The numbers tell more or less the same story as we saw above for Titan Breach. [[Taiga]] and “Slow Taiga” behave similarly. The difference comes up about once every 50 games. [[Cinder Glade]] is about halfway between them – it’s only better than “Slow Taiga” about once every 100 games! And as the game goes on, the ability to cycle [[Sheltered Thicket]] becomes more and more of an advantage.

Lands 24-27 T4 ≥ T4.5 ≥ T5 ≥ T5.5
[[Cinder Glade]] 28% 64% 78% 91%
[[Sheltered Thicket]] 29% 66% 80% 93%
“Slow [[Taiga]]” 27% 63% 77% 91%
[[Taiga]] 29% 66% 80% 92%

T4 is the odds to [[Scapeshift]] on T4, which wins on the spot. T4.5 refers to hard-casting [[Primeval Titan:Titan]] on T4, which often stabilizes the board right away, but doesn't win until the next turn. Values are cumulative, so "≥T5" is the odds to at worst cast [[Scapeshift]] on T5. All values ±1%.

Caveats and Conclusions

The Titan Shift numbers suggest that by T5, [[Sheltered Thicket]] is better than [[Taiga]]. There’s reason to be skeptical. As noted above, the model plays each game every possible way and keeps the best outcome. If the model cycles [[Sheltered Thicket]] and doesn’t like what it finds, it essentially gets to rewind and do something else instead. In effect, the computer has superhuman “instincts” about when there’s something good on top of the deck.

Even so, it’s fair to say the conventional wisdom undervalues [[Sheltered Thicket]] – or perhaps overvalues [[Cinder Glade]]. In 98% of games we either won’t draw [[Cinder Glade]], or it’ll enter the battlefield tapped, or it’ll enter untapped at a time when it doesn’t matter. Maybe we’re playing it T2 off an [[Explore]], or it’s T3 and we only have a single ramp spell, or it’s T4 and we’ve already got all the mana we need. It’s only that other 2% of games where [[Cinder Glade]] enters the battlefield untapped at a crucial time.

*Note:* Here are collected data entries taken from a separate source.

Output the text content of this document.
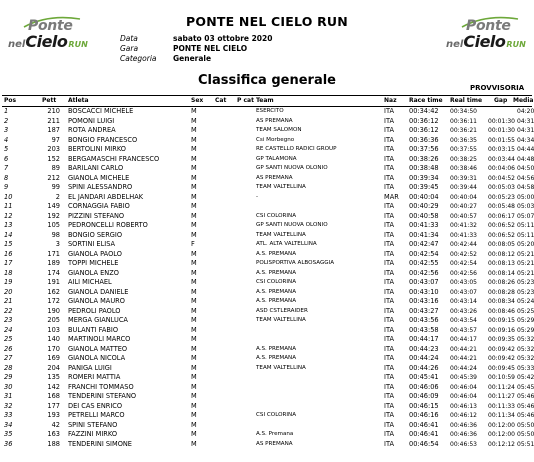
Ponte
nelCieloRUN
Ponte
nelCieloRUN
PONTE NEL CIELO RUN
Data	sabato 03 ottobre 2020
Gara	PONTE NEL CIELO
Categoria	Generale
Classifica generale	PROVVISORIA
Pos	Pett Atleta	Sex Cat P cat Team	Naz Race time Real time Gap Media
1	210 BOSCACCI MICHELE	M	ESERCITO	ITA 00:34:42 00:34:50	04:20
2	211 POMONI LUIGI	M	AS PREMANA	ITA 00:36:12 00:36:11 00:01:30 04:31
3	187 ROTA ANDREA	M	TEAM SALOMON	ITA 00:36:12 00:36:21 00:01:30 04:31
4	97 BONGIO FRANCESCO	M	Csi Morbegno	ITA 00:36:36 00:36:35 00:01:55 04:34
5	203 BERTOLINI MIRKO	M	RE CASTELLO RADICI GROUP	ITA 00:37:56 00:37:55 00:03:15 04:44
6	152 BERGAMASCHI FRANCESCO	M	GP TALAMONA	ITA 00:38:26 00:38:25 00:03:44 04:48
7	89 BARILANI CARLO	M	GP SANTI NUOVA OLONIO	ITA 00:38:48 00:38:46 00:04:06 04:50
8	212 GIANOLA MICHELE	M	AS PREMANA	ITA 00:39:34 00:39:31 00:04:52 04:56
9	99 SPINI ALESSANDRO	M	TEAM VALTELLINA	ITA 00:39:45 00:39:44 00:05:03 04:58
10	2 EL JANDARI ABDELHAK	M	-	MAR 00:40:04 00:40:04 00:05:23 05:00
11	149 CORNAGGIA FABIO	M	ITA 00:40:29 00:40:27 00:05:48 05:03
12	192 PIZZINI STEFANO	M	CSI COLORINA	ITA 00:40:58 00:40:57 00:06:17 05:07
13	105 PEDRONCELLI ROBERTO	M	GP SANTI NUOVA OLONIO	ITA 00:41:33 00:41:32 00:06:52 05:11
14	98 BONGIO SERGIO	M	TEAM VALTELLINA	ITA 00:41:34 00:41:33 00:06:52 05:11
15	3 SORTINI ELISA	F	ATL. ALTA VALTELLINA	ITA 00:42:47 00:42:44 00:08:05 05:20
16	171 GIANOLA PAOLO	M	A.S. PREMANA	ITA 00:42:54 00:42:52 00:08:12 05:21
17	189 TOPPI MICHELE	M	POLISPORTIVA ALBOSAGGIA	ITA 00:42:55 00:42:54 00:08:13 05:21
18	174 GIANOLA ENZO	M	A.S. PREMANA	ITA 00:42:56 00:42:56 00:08:14 05:21
19	191 AILI MICHAEL	M	CSI COLORINA	ITA 00:43:07 00:43:05 00:08:26 05:23
20	162 GIANOLA DANIELE	M	A.S. PREMANA	ITA 00:43:10 00:43:07 00:08:28 05:23
21	172 GIANOLA MAURO	M	A.S. PREMANA	ITA 00:43:16 00:43:14 00:08:34 05:24
22	190 PEDROLI PAOLO	M	ASD CSTLERAIDER	ITA 00:43:27 00:43:26 00:08:46 05:25
23	205 MERGA GIANLUCA	M	TEAM VALTELLINA	ITA 00:43:56 00:43:54 00:09:15 05:29
24	103 BULANTI FABIO	M	ITA 00:43:58 00:43:57 00:09:16 05:29
25	140 MARTINOLI MARCO	M	ITA 00:44:17 00:44:17 00:09:35 05:32
26	170 GIANOLA MATTEO	M	A.S. PREMANA	ITA 00:44:23 00:44:21 00:09:42 05:32
27	169 GIANOLA NICOLA	M	A.S. PREMANA	ITA 00:44:24 00:44:21 00:09:42 05:32
28	204 PANIGA LUIGI	M	TEAM VALTELLINA	ITA 00:44:26 00:44:24 00:09:45 05:33
29	135 ROMERI MATTIA	M	ITA 00:45:41 00:45:39 00:10:59 05:42
30	142 FRANCHI TOMMASO	M	ITA 00:46:06 00:46:04 00:11:24 05:45
31	168 TENDERINI STEFANO	M	ITA 00:46:09 00:46:04 00:11:27 05:46
32	177 DEI CAS ENRICO	M	ITA 00:46:15 00:46:13 00:11:33 05:46
33	193 PETRELLI MARCO	M	CSI COLORINA	ITA 00:46:16 00:46:12 00:11:34 05:46
34	42 SPINI STEFANO	M	ITA 00:46:41 00:46:36 00:12:00 05:50
35	163 FAZZINI MIRKO	M	A.S. Premana	ITA 00:46:41 00:46:36 00:12:00 05:50
36	188 TENDERINI SIMONE	M	AS PREMANA	ITA 00:46:54 00:46:53 00:12:12 05:51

That’s once out of 50 games.

If this seems impossibly low to you, well, it seemed that way to me too. So I proxied up the deck and goldfished dozens of games with it. There were plenty of hands where [[Sheltered Thicket]] was awkward – a lone, tapped green source that prevented me from suspending [[Search for Tomorrow]] on T1. But that happens with [[Cinder Glade]] too. There was not a single game where [[Cinder Glade]] would have shaved a turn off the clock relative to [[Sheltered Thicket]].

On the other hand, I did find myself cycling [[Sheltered Thicket]] from time to time. The computer’s superhuman “instincts” make the effect hard to quantify, but it’s definitely worth something. Early on, it can help dig you out of a flood. In later turns, it finds you another threat or sideboard card that much faster. If you think it might save you bacon once out of 50 games, it’s probably worth a try.

  1. A typed [[Taiga:dual land]] has two basic land types, in this case Mountain and Forest, as opposed to a non-typed land like [[Kazandu Refuge]]. This is important because most of the spells in the deck require green mana, but [[Valakut, the Molten Pinnacle:Valakut]] only works with Mountains. 

  2. The original model, written in Python, is available on GitHub here. As an exercise, I went back and rewrote it in Go here. Forks and pull requests welcome for either repo!